Between January 1995 and June 1997, 78 consecutive HCV-positive/HIV-negative women with their offspring entered this prospective study aimed to define the prevalence of and risk factors for HCV vertical transmission. Risk factors for HCV were carefully sought, and HCV viral load and genotype were determined in all positive mothers. The infants were tested for alanine aminotransferase (ALT) and HCV-RNA at birth and at 4, 8, 12, 18, and 24 months of age.

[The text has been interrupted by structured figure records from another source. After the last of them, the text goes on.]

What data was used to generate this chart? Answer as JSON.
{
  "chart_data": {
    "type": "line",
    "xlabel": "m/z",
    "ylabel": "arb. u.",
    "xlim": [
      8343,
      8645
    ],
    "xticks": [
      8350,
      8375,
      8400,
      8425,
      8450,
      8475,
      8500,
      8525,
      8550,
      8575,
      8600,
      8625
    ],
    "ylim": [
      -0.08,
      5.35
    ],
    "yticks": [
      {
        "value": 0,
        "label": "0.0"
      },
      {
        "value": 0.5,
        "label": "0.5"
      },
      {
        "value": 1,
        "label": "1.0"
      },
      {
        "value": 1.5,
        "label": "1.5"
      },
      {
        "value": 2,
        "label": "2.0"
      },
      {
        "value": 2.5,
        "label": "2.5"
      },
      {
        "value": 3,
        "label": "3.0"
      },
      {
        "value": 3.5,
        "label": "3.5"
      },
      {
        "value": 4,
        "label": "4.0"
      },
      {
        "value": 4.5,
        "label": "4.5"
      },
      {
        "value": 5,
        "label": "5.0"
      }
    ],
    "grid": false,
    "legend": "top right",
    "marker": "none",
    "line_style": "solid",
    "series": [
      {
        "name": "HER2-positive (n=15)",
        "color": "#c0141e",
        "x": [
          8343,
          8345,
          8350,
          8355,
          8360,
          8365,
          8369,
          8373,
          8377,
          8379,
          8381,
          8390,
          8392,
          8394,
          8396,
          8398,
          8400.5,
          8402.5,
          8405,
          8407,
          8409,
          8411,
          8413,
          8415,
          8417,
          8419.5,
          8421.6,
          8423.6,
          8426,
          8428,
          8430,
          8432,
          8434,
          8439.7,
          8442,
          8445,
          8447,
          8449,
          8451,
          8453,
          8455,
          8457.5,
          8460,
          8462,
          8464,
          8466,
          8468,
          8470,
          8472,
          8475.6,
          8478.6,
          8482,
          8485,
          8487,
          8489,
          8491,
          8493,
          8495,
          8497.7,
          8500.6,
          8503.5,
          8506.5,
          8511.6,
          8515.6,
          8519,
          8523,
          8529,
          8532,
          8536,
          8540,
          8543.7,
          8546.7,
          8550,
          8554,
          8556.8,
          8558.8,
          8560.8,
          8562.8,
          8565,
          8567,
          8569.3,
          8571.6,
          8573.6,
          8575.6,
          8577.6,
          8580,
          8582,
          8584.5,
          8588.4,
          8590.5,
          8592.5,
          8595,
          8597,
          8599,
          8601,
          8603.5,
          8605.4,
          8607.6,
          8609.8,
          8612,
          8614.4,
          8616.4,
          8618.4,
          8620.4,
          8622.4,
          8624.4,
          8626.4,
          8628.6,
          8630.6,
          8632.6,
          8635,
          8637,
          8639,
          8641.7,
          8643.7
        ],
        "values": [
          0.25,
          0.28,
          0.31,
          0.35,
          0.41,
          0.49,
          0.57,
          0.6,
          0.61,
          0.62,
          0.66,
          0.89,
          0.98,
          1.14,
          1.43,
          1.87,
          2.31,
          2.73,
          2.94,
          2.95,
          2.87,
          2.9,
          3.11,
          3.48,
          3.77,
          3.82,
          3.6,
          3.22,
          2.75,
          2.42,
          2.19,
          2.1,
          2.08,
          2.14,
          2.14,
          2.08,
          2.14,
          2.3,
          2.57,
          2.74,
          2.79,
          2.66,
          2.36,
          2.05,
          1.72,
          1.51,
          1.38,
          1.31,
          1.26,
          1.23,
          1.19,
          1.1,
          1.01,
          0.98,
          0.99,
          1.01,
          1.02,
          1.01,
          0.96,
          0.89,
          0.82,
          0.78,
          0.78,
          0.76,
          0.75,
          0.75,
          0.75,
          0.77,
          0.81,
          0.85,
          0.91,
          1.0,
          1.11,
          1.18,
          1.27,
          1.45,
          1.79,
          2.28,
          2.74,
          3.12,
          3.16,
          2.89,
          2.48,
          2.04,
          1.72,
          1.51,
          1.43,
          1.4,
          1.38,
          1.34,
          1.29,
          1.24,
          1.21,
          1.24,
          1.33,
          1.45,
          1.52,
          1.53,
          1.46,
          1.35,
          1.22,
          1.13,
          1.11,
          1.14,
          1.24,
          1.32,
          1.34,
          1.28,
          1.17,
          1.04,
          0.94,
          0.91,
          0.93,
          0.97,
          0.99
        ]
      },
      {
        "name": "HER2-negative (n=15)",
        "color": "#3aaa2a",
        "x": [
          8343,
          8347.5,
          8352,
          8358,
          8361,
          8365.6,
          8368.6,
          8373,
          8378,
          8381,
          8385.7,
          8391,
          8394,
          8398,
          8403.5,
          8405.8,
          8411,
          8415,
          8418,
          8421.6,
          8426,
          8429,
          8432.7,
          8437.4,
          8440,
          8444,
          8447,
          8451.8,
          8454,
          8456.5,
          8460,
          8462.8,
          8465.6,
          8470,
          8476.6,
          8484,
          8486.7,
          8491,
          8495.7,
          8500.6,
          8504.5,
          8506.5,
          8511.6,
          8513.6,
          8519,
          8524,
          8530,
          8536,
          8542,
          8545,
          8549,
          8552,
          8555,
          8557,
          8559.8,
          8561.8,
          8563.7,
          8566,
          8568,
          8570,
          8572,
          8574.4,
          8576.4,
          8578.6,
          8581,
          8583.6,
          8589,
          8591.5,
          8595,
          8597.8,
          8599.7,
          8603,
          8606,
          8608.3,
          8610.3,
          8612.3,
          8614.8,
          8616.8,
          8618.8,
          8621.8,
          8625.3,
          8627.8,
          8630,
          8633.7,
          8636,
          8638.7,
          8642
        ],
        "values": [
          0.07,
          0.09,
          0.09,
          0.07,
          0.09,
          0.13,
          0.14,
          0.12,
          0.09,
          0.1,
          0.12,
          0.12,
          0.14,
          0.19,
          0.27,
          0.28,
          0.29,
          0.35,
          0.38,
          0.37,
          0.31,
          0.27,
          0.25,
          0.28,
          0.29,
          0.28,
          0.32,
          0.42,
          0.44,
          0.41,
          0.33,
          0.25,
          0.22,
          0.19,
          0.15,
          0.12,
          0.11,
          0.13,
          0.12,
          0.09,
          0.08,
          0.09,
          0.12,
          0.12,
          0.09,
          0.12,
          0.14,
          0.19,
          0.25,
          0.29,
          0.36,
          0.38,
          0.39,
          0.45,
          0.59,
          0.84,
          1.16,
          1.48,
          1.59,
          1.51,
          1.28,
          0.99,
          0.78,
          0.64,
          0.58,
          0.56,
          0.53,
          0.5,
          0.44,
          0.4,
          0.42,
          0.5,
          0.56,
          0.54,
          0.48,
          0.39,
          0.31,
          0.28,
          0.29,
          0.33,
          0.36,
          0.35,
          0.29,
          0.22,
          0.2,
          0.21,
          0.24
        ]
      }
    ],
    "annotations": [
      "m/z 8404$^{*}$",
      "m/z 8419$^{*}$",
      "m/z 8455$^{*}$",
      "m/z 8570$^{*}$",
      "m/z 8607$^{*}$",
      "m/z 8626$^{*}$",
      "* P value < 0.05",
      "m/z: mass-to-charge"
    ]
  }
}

Eight of 60 (13.3%) infants born to HCV-RNA positive mothers acquired HCV infection, but only 2 (3,3%) were still infected by the end of follow-up. Infants' genotypes matched that of the mothers. ALT levels were in the normal range in all study subjects throughout the follow-up. High maternal viral load (P < 0.05), possession of HCV risk factors (P < 0.004), and history of blood transfusion (P < 0.05) were associated with increased risk of HCV vertical transmission.


This long-term prospective study shows that, although vertical transmission from HIV-negative mothers occurs in 13% of cases, there is a high rate of spontaneous viral clearance (75%). High maternal viral load and mothers belonging to HCV risk categories were the only variables predictive of the vertical transmission.